A Bush apologist at the Wall Street Journal goes further:

There seems to me no question that the Batman film "The Dark Knight," currently breaking every box office record in history, is at some level a paean of praise to the fortitude and moral courage that has been shown by George W. Bush in this time of terror and war. Like W, Batman is vilified and despised for confronting terrorists in the only terms they understand. Like W, Batman sometimes has to push the boundaries of civil rights to deal with an emergency, certain that he will re-establish those boundaries when the emergency is past.

So is Bush Batman? Kind of. But that's not necessarily a compliment.
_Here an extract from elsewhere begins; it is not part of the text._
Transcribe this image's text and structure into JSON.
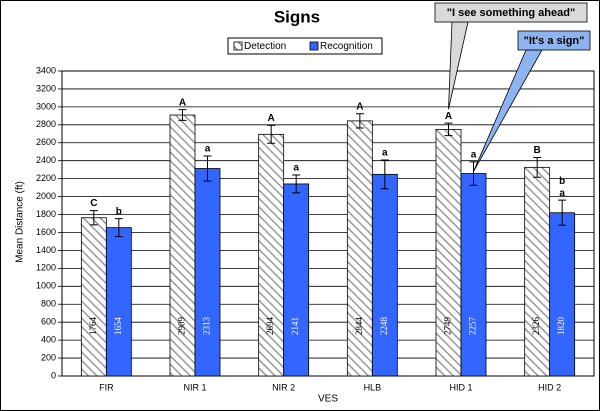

Batman is an ambiguous character whose exploits give us the chance to wrestle with our own morality.

When Bruce Wayne returned to Gotham, it was run by the mob and crooked cops. It was Batman's destruction of those forces that gave the freaks the opening they needed. Even the movie gets this right:

Bruce Wayne: I knew the mob wouldn't go down without a fight, but this is different. They crossed the line.

Alfred Pennyworth: You crossed the line first, sir.

As time went on, Batman and the freaks developed mutualism. The Killing Joke, for instance, ends with Batman and the Joker hugging in the rain, laughing at a joke that only they can understand.

Batman never truly succeeded in his quest. But he still felt justified in coming out of retirement to find a death worthy of his self-image. In The Dark Knight Returns, the Joker is comatose in Arkham. It is the news of a Batman sighting that wakes him up for a last killing spree.

Before people try to spin Bush into a real-world Batman, they ought to consider what they're saying. They're saying he's a psychopathic, selfish, violent vigilante who enabled and inspired his own enemies. It makes great fiction. But it's not what we should've looked for in a President.